Was this weekend’s hurricane coverage all wet?

Now that cynical New Yorkers are grumbling about how they needlessly stocked up on Poland Spring and Clif Bars in preparation for Hurricane Irene--while other swaths of the East Coast remain powerless or under water--a discussion has begun over whether the news media's coverage of the hurricane was more severe than the storm itself.

Irene made landfall in North Carolina as a Category 2 hurricane on Friday night. But by the time the weakened storm system passed through the New York metropolitan area, where there were unprecedented evacuations, transit shutdowns and alarmingly dire warnings from government officials, the most significant damage left in its wake appeared to be downed trees, electrical outages and flooded basements. The anti-climactic outcome left some wondering whether the wall-to-wall, round-the-clock TV news coverage--complete with dramatic shots of correspondents braving the elements on windswept boardwalks--was all wet.
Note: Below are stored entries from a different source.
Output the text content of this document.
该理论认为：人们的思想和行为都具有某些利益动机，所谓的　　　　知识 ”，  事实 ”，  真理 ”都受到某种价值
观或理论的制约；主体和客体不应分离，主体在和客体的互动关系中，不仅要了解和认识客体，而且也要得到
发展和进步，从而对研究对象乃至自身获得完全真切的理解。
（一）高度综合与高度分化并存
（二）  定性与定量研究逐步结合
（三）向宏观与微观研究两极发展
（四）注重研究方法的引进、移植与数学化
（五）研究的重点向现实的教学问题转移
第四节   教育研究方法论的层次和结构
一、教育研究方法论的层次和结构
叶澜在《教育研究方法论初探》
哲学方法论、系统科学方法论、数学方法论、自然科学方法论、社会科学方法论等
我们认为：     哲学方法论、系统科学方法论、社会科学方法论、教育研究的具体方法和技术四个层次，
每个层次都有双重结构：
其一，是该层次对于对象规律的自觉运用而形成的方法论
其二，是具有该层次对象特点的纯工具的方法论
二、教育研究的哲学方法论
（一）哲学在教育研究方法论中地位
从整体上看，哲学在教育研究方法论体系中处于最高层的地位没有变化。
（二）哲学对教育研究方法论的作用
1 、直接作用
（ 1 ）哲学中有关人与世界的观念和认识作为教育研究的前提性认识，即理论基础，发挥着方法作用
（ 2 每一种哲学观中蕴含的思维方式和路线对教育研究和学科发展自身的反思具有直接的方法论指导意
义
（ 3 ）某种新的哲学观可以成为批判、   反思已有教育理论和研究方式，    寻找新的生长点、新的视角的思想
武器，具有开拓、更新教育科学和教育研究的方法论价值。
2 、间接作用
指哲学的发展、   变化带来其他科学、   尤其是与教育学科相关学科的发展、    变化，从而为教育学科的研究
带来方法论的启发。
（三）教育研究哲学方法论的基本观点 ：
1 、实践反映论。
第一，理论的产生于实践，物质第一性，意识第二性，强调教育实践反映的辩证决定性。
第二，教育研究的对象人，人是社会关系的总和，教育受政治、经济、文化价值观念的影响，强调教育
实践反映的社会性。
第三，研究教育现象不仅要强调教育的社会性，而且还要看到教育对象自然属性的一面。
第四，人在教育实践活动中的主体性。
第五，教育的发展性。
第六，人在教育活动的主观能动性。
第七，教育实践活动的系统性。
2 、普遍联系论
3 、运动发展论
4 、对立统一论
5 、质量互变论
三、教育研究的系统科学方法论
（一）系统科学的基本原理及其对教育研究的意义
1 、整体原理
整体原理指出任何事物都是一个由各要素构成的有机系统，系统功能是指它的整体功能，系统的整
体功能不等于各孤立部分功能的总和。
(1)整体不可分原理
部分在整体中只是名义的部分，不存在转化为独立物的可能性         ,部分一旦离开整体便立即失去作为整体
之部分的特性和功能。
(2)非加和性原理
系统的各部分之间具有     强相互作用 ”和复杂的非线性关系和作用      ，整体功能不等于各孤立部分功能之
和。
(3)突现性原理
"Was this storm over hyped?" Matt Lauer asked weathermen Al Roker of NBC and the Weather Channel's Jim Cantore on the "Today" show Monday morning. Lauer noted that the storm killed more than 20 people, left another million without power and caused "misery and destruction" for many in its path. The storm caused severe flooding in parts of upstate New York and Vermont.

"It was a Category 3 storm" when it was approaching the United States, Roker replied. "There's no argument here. ... Keep in mind, 23 people are dead. If there's a bear outside your door and I see it and I don't say anything to you I'm irresponsible. It doesn't mean the bear is going to get in and get you."

A conversation on NBC's website indicates that the "Today" show's audience appears to be a bit more equivocal on the matter. "Every hurricane is overhyped in the usa good for ratings [sic]," wrote one commenter.

The consensus among media critics is that the coverage was overdone. "The apocalypse that cable television had been trumpeting had failed to materialize," Howard Kurtz of the Daily Beast wrote Sunday. "You could almost hear the air come out of the media's hot-air balloon of constant coverage when Hurricane Irene was downgraded to a tropical storm. ... Someone has to say it: cable news was utterly swept away by the notion that Irene would turn out to be Armageddon."

Jeff Jarvis, who writes the influential blog BuzzMachine, was no less forgiving in his assessment Saturday of "the predictable and numbing repetition, alarmism, and idiocy that is TV" news. "Of course, the storm is serious but the coverage is often laughable and, some would argue, a matter of crying wolf. The inefficiency of the coverage is also boggling: crews everywhere, all shooting the same wind and water, yet saying nothing new."

"After hours on the air, the anchors and reporters, accustomed to shoehorning stories into short segments, struggled to fill the vast expanses of time," wrote The New Yorker's Ben Greenman. "The result was rambling, surreal, and sometimes darkly comic. The Weather Channel, which should have a handle on this kind of thing, warned of 'a batch of rain' in New Jersey. A CNN reporter, after showing off some nifty manipulation of sliding touch screens (Minority weather report?), spoke of 'the rain now raining in Maine.' And if Warren Buffet had a nickel for every time a reporter used the word 'buffet,' he'd be a rich man."

A CNN producer, Jonathan Wald, suggested on Twitter that the criticism of his network was foreordained: "Irene hype debate probably says more about typical press-hate than actual 'inconvenience.' "

The Atlantic's Ta-Nehisi Coates made the same observation, if less sympathetically.

"The claim that 24-hour news overhyped #Irene is redundant," Coates tweeted. "You're a customer, not a mark."